What results is that people are always looking in the wrong place for their growth. It’s better to sit back on Sunday and try to soak up the fluffy message. Forget about all the other stuff. Because of the anonymity, people can skate by unknown for years. Then because of the lack of commitment, they never come under any kind of authority on a direct level. The failures simply compound. The entire reason for the church to function as a discipleship engine shuts down.

I saw all this 16 years ago. Me, with a year of formal Christian Education training. How then did Willow Creek’s heavily-educated leadership miss this for more than two decades?

What troubles me even in the face of their acknowledgment that their discipleship model is broken is that they still don’t get it. As Hybels says:

We made a mistake. What we should have done when people crossed the line of faith and become Christians, we should have started telling people and teaching people that they have to take responsibility to become †˜self feeders.’ We should have gotten people, taught people, how to read their bible between service, how to do the spiritual practices much more aggressively on their own.

While I’m sure that confession from Hybels had a lot of Willow Creek haters hooting, it’s still only a partial truth. Worse, the haters can’t see the other half, either.

What strikes me more and more as I read the New Testament is the emphasis on the words we (plural) and you (plural). The Church is viewed as a Body, not pieces. Christianity is not a religion of individuals but of community. In light of this, Evangelicalism’s”personal Jesus” idea has damaged us as badly as the Church Growth Movement has.

So while some are happy that Willow Creek’s planning on making people into better self-feeders of the Gospel, the Gospel must be presented and worked through within community. That’s what makes it stick!

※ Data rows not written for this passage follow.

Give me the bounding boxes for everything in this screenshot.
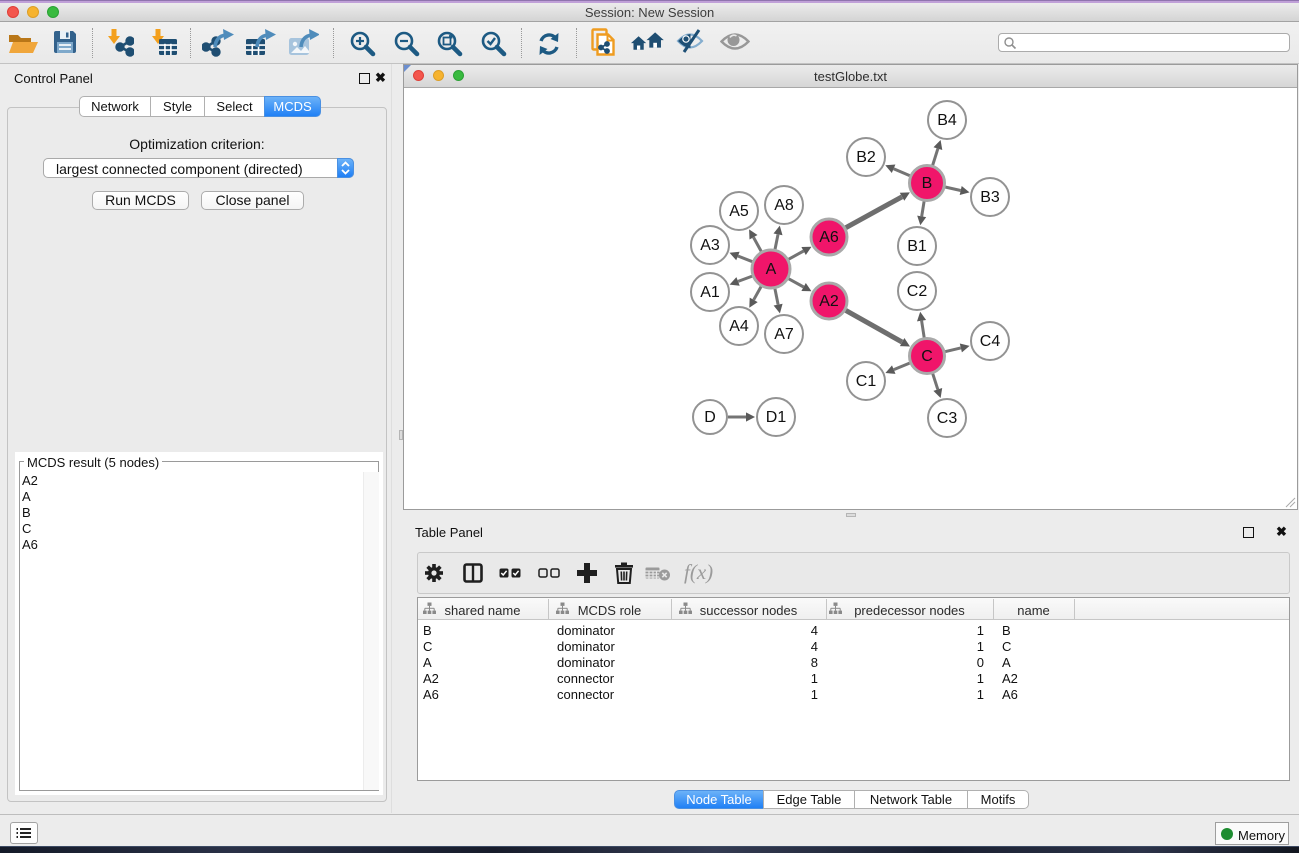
svg-text:B3: B3 [980,189,1000,206]
svg-text:A6: A6 [819,229,839,246]
svg-text:D: D [704,409,716,426]
svg-text:A5: A5 [729,203,749,220]
svg-text:B4: B4 [937,112,957,129]
svg-text:A: A [766,261,777,278]
svg-text:C4: C4 [980,333,1001,350]
svg-text:B1: B1 [907,238,927,255]
svg-text:A1: A1 [700,284,720,301]
svg-text:B: B [922,175,933,192]
svg-text:B2: B2 [856,149,876,166]
svg-text:C2: C2 [907,283,928,300]
svg-text:A4: A4 [729,318,749,335]
svg-text:A7: A7 [774,326,794,343]
svg-text:C: C [921,348,933,365]
svg-text:C3: C3 [937,410,958,427]
svg-text:A2: A2 [819,293,839,310]
svg-text:C1: C1 [856,373,877,390]
svg-text:D1: D1 [766,409,787,426]
svg-text:A8: A8 [774,197,794,214]
svg-text:A3: A3 [700,237,720,254]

How many Christians go to churches that hammer the self-feeder message, yet aren’t making disciples because they continue to downplay community? I would suggest far too many for us to be comfortable.

We all know Paul’s Body illustration in 1 Corinthians 12. But where does the self-feeding ear or hand come into play? Cut off an ear and then try to force it to take nourishment. How long will that ear survive?

We need each other. A church with communication and community problems can have all the commitment in the world and still make deficient disciples.

Until Willow Creek gets this, their stab at making better disciples will probably not go very far. It’s sadly ironic that churches that criticize Willow Creek are making lousy disciples, too, because they completely miss how communication and community are essential to becoming all we can be in Christ.

So while it looks like the flagship of the Church Growth Movement has struck an iceberg, it’s far from clear sailing for those churches that criticized its captain and his charts. We might have superb commitment, and may even be adept at self-feeding, but unless we get our community and communication down pat, we’ll be adrift, too.